Он прошёл к одному из кресел и сел в него. Его охватило вдруг странное чувство непричастности, чуждости его этому дому и этой комнате. В прошлый раз он заходил сюда меньше года назад, когда приезжал домой на зимние каникулы, но с тех пор как будто прошло много-много времени, и тот Рэйварго, каким он был тогда, казался нынешнему Рэйварго далёким, незнакомым… почти покойником.
В комнату мягкими шагами вошла Торвита, неся на руках ребёнка, и Рэйварго в первую секунду подумал, что как-то вернулся назад во времени — сестра была копией портрета матери, с той лишь разницей, что волосы девушки на портрете были острижены до ушей, а у Торвиты на плечо падала длинная коса.
— Пойдём к дяде, — сказала она сыну, подхватывая его поудобнее, и направилась к Рэйварго.
Улыбаясь, тот протянул им навстречу руки и, приняв мальчика из рук Торвиты, усадил его к себе на колени.
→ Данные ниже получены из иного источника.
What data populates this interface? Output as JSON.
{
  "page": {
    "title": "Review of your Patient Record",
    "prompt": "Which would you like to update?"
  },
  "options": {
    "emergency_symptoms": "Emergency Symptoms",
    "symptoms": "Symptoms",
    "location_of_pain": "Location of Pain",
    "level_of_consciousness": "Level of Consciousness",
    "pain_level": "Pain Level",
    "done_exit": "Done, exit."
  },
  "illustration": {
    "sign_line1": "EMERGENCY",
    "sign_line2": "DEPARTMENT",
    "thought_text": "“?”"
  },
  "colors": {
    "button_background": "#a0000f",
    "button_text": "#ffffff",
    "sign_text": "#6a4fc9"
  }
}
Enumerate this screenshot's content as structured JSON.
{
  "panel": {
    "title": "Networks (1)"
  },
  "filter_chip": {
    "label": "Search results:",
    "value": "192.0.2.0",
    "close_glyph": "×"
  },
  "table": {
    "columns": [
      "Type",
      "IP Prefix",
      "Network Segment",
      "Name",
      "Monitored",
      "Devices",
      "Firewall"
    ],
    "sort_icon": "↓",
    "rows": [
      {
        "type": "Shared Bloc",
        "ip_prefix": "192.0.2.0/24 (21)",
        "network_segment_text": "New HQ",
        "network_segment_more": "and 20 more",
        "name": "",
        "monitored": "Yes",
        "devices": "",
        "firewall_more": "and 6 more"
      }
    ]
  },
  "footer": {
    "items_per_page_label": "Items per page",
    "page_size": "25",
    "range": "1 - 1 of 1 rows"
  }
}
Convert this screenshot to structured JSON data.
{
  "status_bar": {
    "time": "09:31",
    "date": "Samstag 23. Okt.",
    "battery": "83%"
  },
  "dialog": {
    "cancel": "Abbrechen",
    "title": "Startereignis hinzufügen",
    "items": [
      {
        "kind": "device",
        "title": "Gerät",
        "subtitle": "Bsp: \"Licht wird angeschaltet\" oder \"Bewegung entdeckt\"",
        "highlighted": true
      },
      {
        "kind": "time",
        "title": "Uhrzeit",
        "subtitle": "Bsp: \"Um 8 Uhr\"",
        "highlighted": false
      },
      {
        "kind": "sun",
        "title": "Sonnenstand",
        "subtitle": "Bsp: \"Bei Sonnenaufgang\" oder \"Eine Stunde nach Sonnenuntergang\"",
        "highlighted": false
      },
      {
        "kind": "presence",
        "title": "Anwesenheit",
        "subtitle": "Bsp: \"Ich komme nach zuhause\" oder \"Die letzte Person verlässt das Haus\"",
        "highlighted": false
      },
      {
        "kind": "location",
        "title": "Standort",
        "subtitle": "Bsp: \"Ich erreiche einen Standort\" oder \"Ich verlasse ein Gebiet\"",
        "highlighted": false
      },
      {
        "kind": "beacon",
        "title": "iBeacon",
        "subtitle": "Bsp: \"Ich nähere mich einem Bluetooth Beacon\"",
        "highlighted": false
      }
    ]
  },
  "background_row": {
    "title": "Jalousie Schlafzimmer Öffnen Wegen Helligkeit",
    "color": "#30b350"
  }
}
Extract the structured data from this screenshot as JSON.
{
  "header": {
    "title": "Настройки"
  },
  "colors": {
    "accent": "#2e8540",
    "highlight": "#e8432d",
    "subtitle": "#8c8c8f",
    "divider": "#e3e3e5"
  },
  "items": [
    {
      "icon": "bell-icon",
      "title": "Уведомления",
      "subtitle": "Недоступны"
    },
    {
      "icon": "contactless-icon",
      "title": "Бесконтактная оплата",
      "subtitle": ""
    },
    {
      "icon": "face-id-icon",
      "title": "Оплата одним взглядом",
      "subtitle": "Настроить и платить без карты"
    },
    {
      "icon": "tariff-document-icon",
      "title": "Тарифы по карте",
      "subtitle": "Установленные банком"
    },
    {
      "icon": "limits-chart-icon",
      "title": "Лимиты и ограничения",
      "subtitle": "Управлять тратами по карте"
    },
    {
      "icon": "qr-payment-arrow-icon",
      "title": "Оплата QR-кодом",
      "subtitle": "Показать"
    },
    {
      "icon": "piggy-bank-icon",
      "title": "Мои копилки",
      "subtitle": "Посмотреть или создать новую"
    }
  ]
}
— Ну привет, глазастик, — проговорил он, осторожно пожимая двумя пальцами пухлую ладошку мальчика. Тот вдруг сморщился и захныкал — он явно не узнал своего дядю в этом небритом, обветренном молодом мужчине.
— Давай его мне, — сказала Торвита, и Рэйварго с хорошо скрытым неудовольствием позволил ей забрать малыша. На руках у матери он сразу успокоился и принялся задумчиво играть её косой и концами шейного платка, падавшими ей на грудь, но то и дело подозрительно косился на дядю.